570g fine semolina flour (see note), plus extra for dusting
220g eggs (about 4 eggs)
130g egg yolks (about 8 eggs)
1 Place all ingredients in a food processor with a pinch of salt and pulse until a rough dough forms. Turn onto a lightly floured surface and knead for 5 minutes or until smooth and elastic. Wrap in plastic wrap and rest in the fridge for 1 hour. Makes 900g.
2 Bring pasta to room temperature (it will take about 1 hour). To laminate pasta, divide the dough into six equal pieces then, working with one piece at a time and covering the remaining dough with a damp tea towel, flatten it with a rolling pin or the palm of your hand. Dust lightly with extra semolina and gently feed it through the pasta machine, starting at the widest setting.
3 Fold the two ends of the dough 90 degrees and feed through the pasta machine again (this is called laminating, and creates a strong, structured dough).
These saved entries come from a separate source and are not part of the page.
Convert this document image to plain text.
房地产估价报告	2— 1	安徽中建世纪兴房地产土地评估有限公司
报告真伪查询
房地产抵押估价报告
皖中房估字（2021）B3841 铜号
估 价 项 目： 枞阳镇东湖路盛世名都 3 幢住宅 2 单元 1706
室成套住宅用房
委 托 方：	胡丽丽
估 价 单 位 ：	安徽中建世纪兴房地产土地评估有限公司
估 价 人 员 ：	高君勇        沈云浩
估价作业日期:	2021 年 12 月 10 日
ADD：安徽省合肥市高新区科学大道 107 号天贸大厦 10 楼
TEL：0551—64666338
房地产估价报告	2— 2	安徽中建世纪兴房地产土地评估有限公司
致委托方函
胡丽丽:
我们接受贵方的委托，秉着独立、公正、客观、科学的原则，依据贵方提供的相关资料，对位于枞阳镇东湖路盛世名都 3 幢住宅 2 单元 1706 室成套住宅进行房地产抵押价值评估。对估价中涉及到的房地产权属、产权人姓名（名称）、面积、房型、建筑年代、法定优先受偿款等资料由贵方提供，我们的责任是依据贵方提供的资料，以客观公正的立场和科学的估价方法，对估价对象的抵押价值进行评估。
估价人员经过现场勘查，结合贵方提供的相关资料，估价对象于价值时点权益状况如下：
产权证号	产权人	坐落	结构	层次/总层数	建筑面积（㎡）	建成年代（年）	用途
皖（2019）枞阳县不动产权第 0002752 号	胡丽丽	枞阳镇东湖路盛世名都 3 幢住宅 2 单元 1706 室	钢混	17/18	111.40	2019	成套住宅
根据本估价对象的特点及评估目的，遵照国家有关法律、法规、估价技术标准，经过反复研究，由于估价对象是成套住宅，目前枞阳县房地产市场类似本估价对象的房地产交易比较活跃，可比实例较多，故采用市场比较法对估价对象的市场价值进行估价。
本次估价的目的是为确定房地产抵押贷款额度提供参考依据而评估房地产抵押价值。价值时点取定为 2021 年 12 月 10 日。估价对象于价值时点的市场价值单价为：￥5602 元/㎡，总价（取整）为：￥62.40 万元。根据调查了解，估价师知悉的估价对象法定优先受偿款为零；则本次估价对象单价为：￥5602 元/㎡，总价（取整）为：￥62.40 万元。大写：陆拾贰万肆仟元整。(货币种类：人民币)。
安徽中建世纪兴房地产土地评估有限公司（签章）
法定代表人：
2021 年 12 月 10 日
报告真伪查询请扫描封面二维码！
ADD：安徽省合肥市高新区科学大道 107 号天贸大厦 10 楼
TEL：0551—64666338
Laminate once or twice on the widest setting, then continue to feed dough through the machine, reducing settings notch by notch, until the pasta is 1mm thick (for fettuccine, bring to 2mm thick). Repeat process with remaining dough, then fold and place in a single layer on a tray dusted with extra semolina. Cover until ready to use in your recipe.